Artemis Awake

Artemis Awake| Sleep Shift Scheduling Tool

Sleep Shift Scheduling Tool

Sleep loss and fatigue may lead to reduced performance and an increased risk to safety during many activities, including spaceflight. Your challenge is to develop an operational sleep shift scheduling tool that provides autonomous customization of a schedule for sleep, exercise, and nutrition to manage fatigue.

Summary

It’s known that lack of sleep can cause fatigue that leads to errors while performing critical tasks. Individuals who are fatigued often cannot determine the degree of their impairment. Astronauts frequently suffer from the effects of sleep deprivation and circadian rhythm disruption. Artemis is designed to address such issues. Using AI-powered analytics, Artemis is able to hone in on factors that lead to burnout, analyzing crew members' eyes, their exercise routine, dietary, and other factors. From this, Artemis calculates the recommended procedures to prevent burnout from happening, and if situations are severe, will notify HQ for potential next steps.

How We Addressed This Challenge

The collateral effects of sleep loss and circadian desynchronization increase the chance of personnel making mistakes in their work, and in some cases, can lead to the failure of an entire mission. Artemis Wake eliminates the potential psychological issues that could impede a mission’s success. The system involves monitoring and adjusting sleep schedule, exercise, and nutrition calculation. This entails analyzing data from reading a person's eye to determine if the individual is too exhausted to go through with a critical task.

The data is then processed and compiled into a profile of a crewmember. The crewmember is able to access his or her data and Artemis analyzes if that crew member will burnout or harm others in the mission. Artemis will also be able to give suggestions to a stressed crew member, recommending them to rest, suggest an exercise, or intake specific food for more nutrition. It is important to realize that ALL video will be deleted after processing, leaving only the analysis and the private profile.

The application we have created is available on iPad and Android. It tracks the Astronaut’s activity, tasks, and monitors their activity to prevent fatigue. However, more tasks can be added later. The application prompts the user to let them know whether they should continue with the task.

How We Developed This Project

What inspired your team to choose this challenge?

Our team was inspired by an opportunity to participate in contributing to the space industry by designing a support system for crewmembers. We hoped it would help reduce mission failures and enable a crewmembers to be self-sustaining.
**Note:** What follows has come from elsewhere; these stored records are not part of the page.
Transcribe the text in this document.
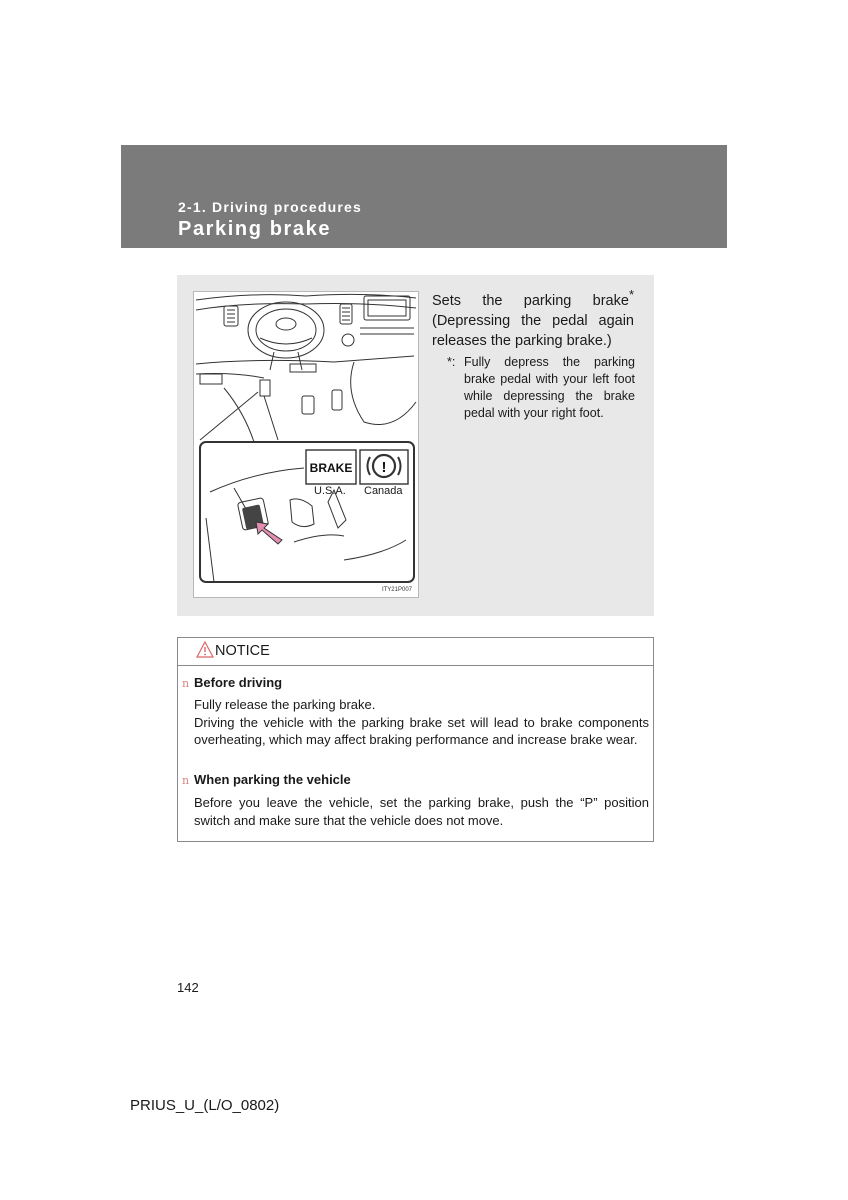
2-1. Driving procedures
Parking brake
BRAKE !
U.S.A. Canada
ITY21P007
Sets the parking brake* (Depressing the pedal again releases the parking brake.)
*: Fully depress the parking brake pedal with your left foot while depressing the brake pedal with your right foot.
NOTICE
n Before driving

Fully release the parking brake.

Driving the vehicle with the parking brake set will lead to brake components overheating, which may affect braking performance and increase brake wear.

n When parking the vehicle

Before you leave the vehicle, set the parking brake, push the “P” position switch and make sure that the vehicle does not move.

142
PRIUS_U_(L/O_0802)
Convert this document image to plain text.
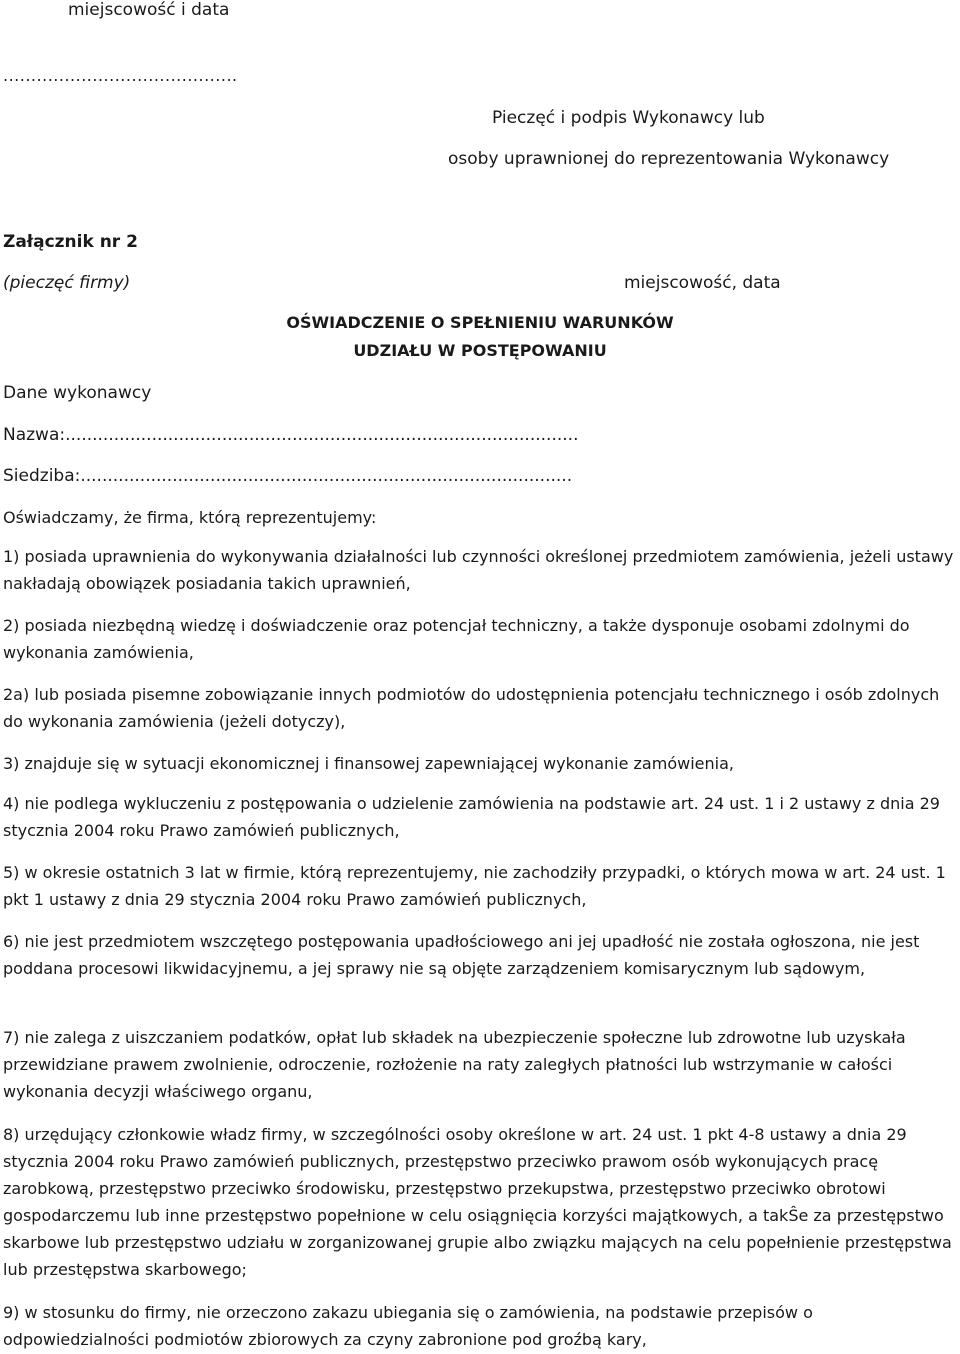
miejscowość i data
..........................................
Pieczęć i podpis Wykonawcy lub
osoby uprawnionej do reprezentowania Wykonawcy
Załącznik nr 2
(pieczęć firmy)	miejscowość, data
OŚWIADCZENIE O SPEŁNIENIU WARUNKÓW
UDZIAŁU W POSTĘPOWANIU
Dane wykonawcy
Nazwa:...............................................................................................
Siedziba:...........................................................................................
Oświadczamy, że firma, którą reprezentujemy:
1) posiada uprawnienia do wykonywania działalności lub czynności określonej przedmiotem zamówienia, jeżeli ustawy nakładają obowiązek posiadania takich uprawnień,
2) posiada niezbędną wiedzę i doświadczenie oraz potencjał techniczny, a także dysponuje osobami zdolnymi do wykonania zamówienia,
2a) lub posiada pisemne zobowiązanie innych podmiotów do udostępnienia potencjału technicznego i osób zdolnych do wykonania zamówienia (jeżeli dotyczy),
3) znajduje się w sytuacji ekonomicznej i finansowej zapewniającej wykonanie zamówienia,
4) nie podlega wykluczeniu z postępowania o udzielenie zamówienia na podstawie art. 24 ust. 1 i 2 ustawy z dnia 29 stycznia 2004 roku Prawo zamówień publicznych,
5) w okresie ostatnich 3 lat w firmie, którą reprezentujemy, nie zachodziły przypadki, o których mowa w art. 24 ust. 1 pkt 1 ustawy z dnia 29 stycznia 2004 roku Prawo zamówień publicznych,
6) nie jest przedmiotem wszczętego postępowania upadłościowego ani jej upadłość nie została ogłoszona, nie jest poddana procesowi likwidacyjnemu, a jej sprawy nie są objęte zarządzeniem komisarycznym lub sądowym,
7) nie zalega z uiszczaniem podatków, opłat lub składek na ubezpieczenie społeczne lub zdrowotne lub uzyskała przewidziane prawem zwolnienie, odroczenie, rozłożenie na raty zaległych płatności lub wstrzymanie w całości wykonania decyzji właściwego organu,
8) urzędujący członkowie władz firmy, w szczególności osoby określone w art. 24 ust. 1 pkt 4-8 ustawy a dnia 29 stycznia 2004 roku Prawo zamówień publicznych, przestępstwo przeciwko prawom osób wykonujących pracę zarobkową, przestępstwo przeciwko środowisku, przestępstwo przekupstwa, przestępstwo przeciwko obrotowi gospodarczemu lub inne przestępstwo popełnione w celu osiągnięcia korzyści majątkowych, a takŜe za przestępstwo skarbowe lub przestępstwo udziału w zorganizowanej grupie albo związku mających na celu popełnienie przestępstwa lub przestępstwa skarbowego;
9) w stosunku do firmy, nie orzeczono zakazu ubiegania się o zamówienia, na podstawie przepisów o odpowiedzialności podmiotów zbiorowych za czyny zabronione pod groźbą kary,
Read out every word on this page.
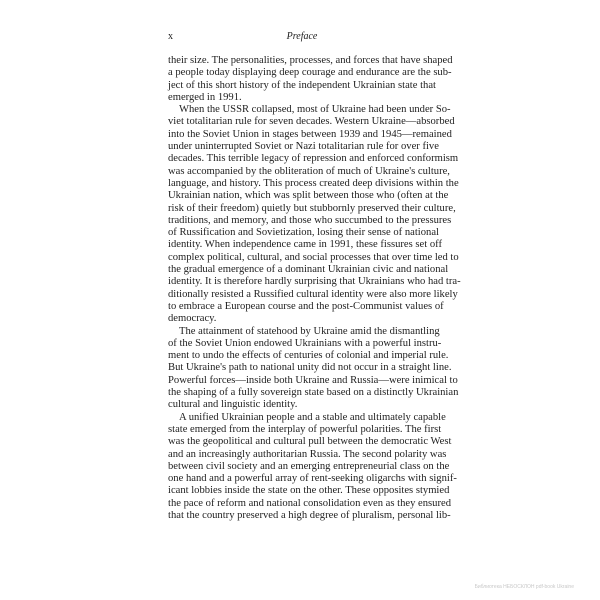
x	Preface

their size. The personalities, processes, and forces that have shaped
a people today displaying deep courage and endurance are the sub-
ject of this short history of the independent Ukrainian state that
emerged in 1991.

When the USSR collapsed, most of Ukraine had been under So-
viet totalitarian rule for seven decades. Western Ukraine—absorbed
into the Soviet Union in stages between 1939 and 1945—remained
under uninterrupted Soviet or Nazi totalitarian rule for over five
decades. This terrible legacy of repression and enforced conformism
was accompanied by the obliteration of much of Ukraine's culture,
language, and history. This process created deep divisions within the
Ukrainian nation, which was split between those who (often at the
risk of their freedom) quietly but stubbornly preserved their culture,
traditions, and memory, and those who succumbed to the pressures
of Russification and Sovietization, losing their sense of national
identity. When independence came in 1991, these fissures set off
complex political, cultural, and social processes that over time led to
the gradual emergence of a dominant Ukrainian civic and national
identity. It is therefore hardly surprising that Ukrainians who had tra-
ditionally resisted a Russified cultural identity were also more likely
to embrace a European course and the post-Communist values of
democracy.

The attainment of statehood by Ukraine amid the dismantling
of the Soviet Union endowed Ukrainians with a powerful instru-
ment to undo the effects of centuries of colonial and imperial rule.
But Ukraine's path to national unity did not occur in a straight line.
Powerful forces—inside both Ukraine and Russia—were inimical to
the shaping of a fully sovereign state based on a distinctly Ukrainian
cultural and linguistic identity.

A unified Ukrainian people and a stable and ultimately capable
state emerged from the interplay of powerful polarities. The first
was the geopolitical and cultural pull between the democratic West
and an increasingly authoritarian Russia. The second polarity was
between civil society and an emerging entrepreneurial class on the
one hand and a powerful array of rent-seeking oligarchs with signif-
icant lobbies inside the state on the other. These opposites stymied
the pace of reform and national consolidation even as they ensured
that the country preserved a high degree of pluralism, personal lib-

Библиотека НЕБОСКЛОН pdf-book Ukraine
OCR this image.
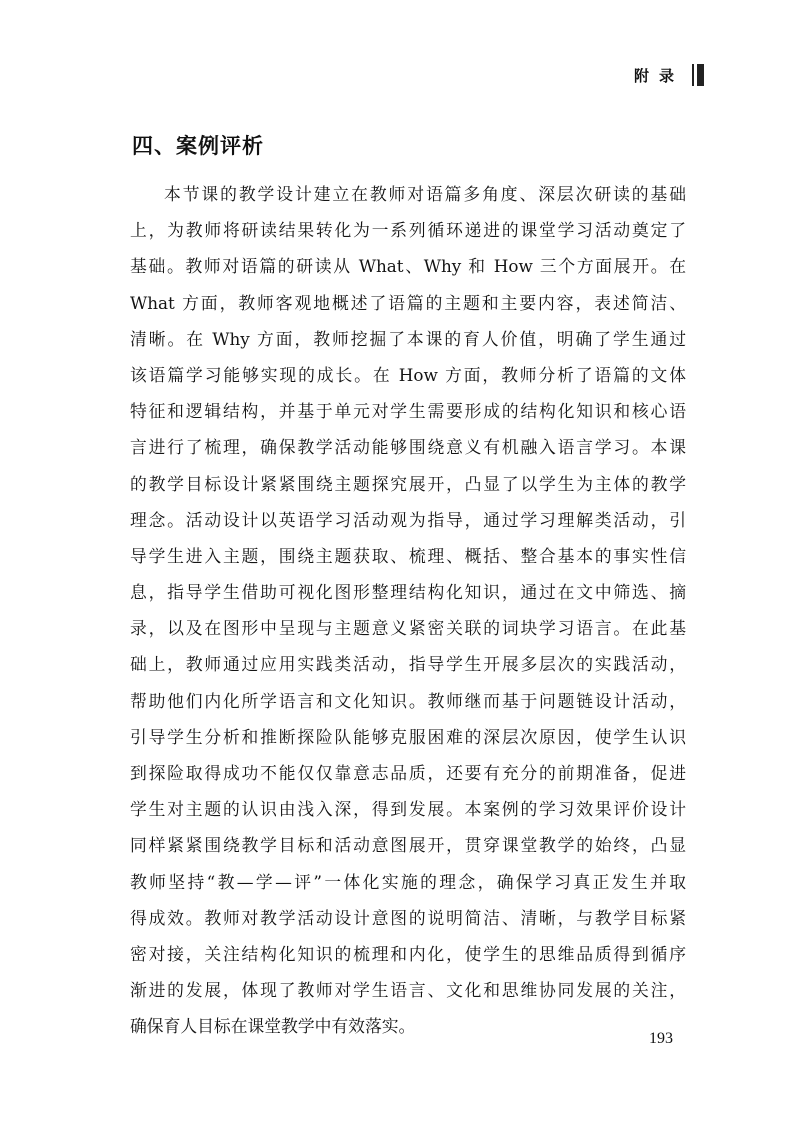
附录
四、案例评析
本节课的教学设计建立在教师对语篇多角度、深层次研读的基础
上，为教师将研读结果转化为一系列循环递进的课堂学习活动奠定了
基础。教师对语篇的研读从 What、Why 和 How 三个方面展开。在
What 方面，教师客观地概述了语篇的主题和主要内容，表述简洁、
清晰。在 Why 方面，教师挖掘了本课的育人价值，明确了学生通过
该语篇学习能够实现的成长。在 How 方面，教师分析了语篇的文体
特征和逻辑结构，并基于单元对学生需要形成的结构化知识和核心语
言进行了梳理，确保教学活动能够围绕意义有机融入语言学习。本课
的教学目标设计紧紧围绕主题探究展开，凸显了以学生为主体的教学
理念。活动设计以英语学习活动观为指导，通过学习理解类活动，引
导学生进入主题，围绕主题获取、梳理、概括、整合基本的事实性信
息，指导学生借助可视化图形整理结构化知识，通过在文中筛选、摘
录，以及在图形中呈现与主题意义紧密关联的词块学习语言。在此基
础上，教师通过应用实践类活动，指导学生开展多层次的实践活动，
帮助他们内化所学语言和文化知识。教师继而基于问题链设计活动，
引导学生分析和推断探险队能够克服困难的深层次原因，使学生认识
到探险取得成功不能仅仅靠意志品质，还要有充分的前期准备，促进
学生对主题的认识由浅入深，得到发展。本案例的学习效果评价设计
同样紧紧围绕教学目标和活动意图展开，贯穿课堂教学的始终，凸显
教师坚持“教—学—评”一体化实施的理念，确保学习真正发生并取
得成效。教师对教学活动设计意图的说明简洁、清晰，与教学目标紧
密对接，关注结构化知识的梳理和内化，使学生的思维品质得到循序
渐进的发展，体现了教师对学生语言、文化和思维协同发展的关注，
确保育人目标在课堂教学中有效落实。
193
What was your approach to developing this project?

Every member played to their strengths while also trying to learn how to implement new features. We had regular check-ins as a team to review progress and decide next steps. In terms of development, each member had a given task or feature to finish with the knowledge that things will be pieced together or edited for the final version, which other team members were assigned to.

What tools, coding languages, hardware, software did you use to develop your project?

Scratch - for animation

iOS - Swift - for the front-end application

Android - Java - for the front-end application

Python - for the backend

Packages: TensorFlow, OpenCV, imutils, dlib, scipy, kivy

What problems and achievements did your team have?

Outline of issues faced while making Artemis Wake:

Having a split development, one for iOS and one for Android added more work to an already limited time constraint
Remote communication and idea sharing in a multi-timezone environment - we had to record sessions and regular checkins
Language barrier - when there was language barrier issue, team members would help translate the idea or clarify that to the team
Finding data sets that accurately matched our project goals- searching for relevant datasets or even accessible datasets was difficult

We had achieved the following:

We had success with these features: functional scheduling of tasks, a real-time fatigue analysis, exercise tracker, and nutrition calculator.
Another success we had was that both apps can easily be adapted for workers that also have shift schedules, such as truck drivers, nurses and emergency responders.

With more time to work on this project, we could train the AI to have a more granular and sophisticated analysis of the person’s mental and physical state, thus increasing the system’s reliability.

With access to higher-quality datasets, we could increase the accuracy of the system. with limited datasets, it was hard to get an accurate model/assessment.

We also want to include the requirements that NASA and other agencies have already studied, in regards to nutrition, sleep and exercise.

How We Used Space Agency Data in This Project

We used information from NASA’s and the CSA’s websites to learn about how exercise, nutrition and sleep is done in space. This included what types of exercises, what they are for and how many hours a day someone should exercise. Through our research, we did not find other raw data sets (so .csv files, spreadsheets, etc) to assist us in our project. Finally, we have used: shape_predictor_68_face_landmarks.dat. This is trained on the ibug 300-W dataset.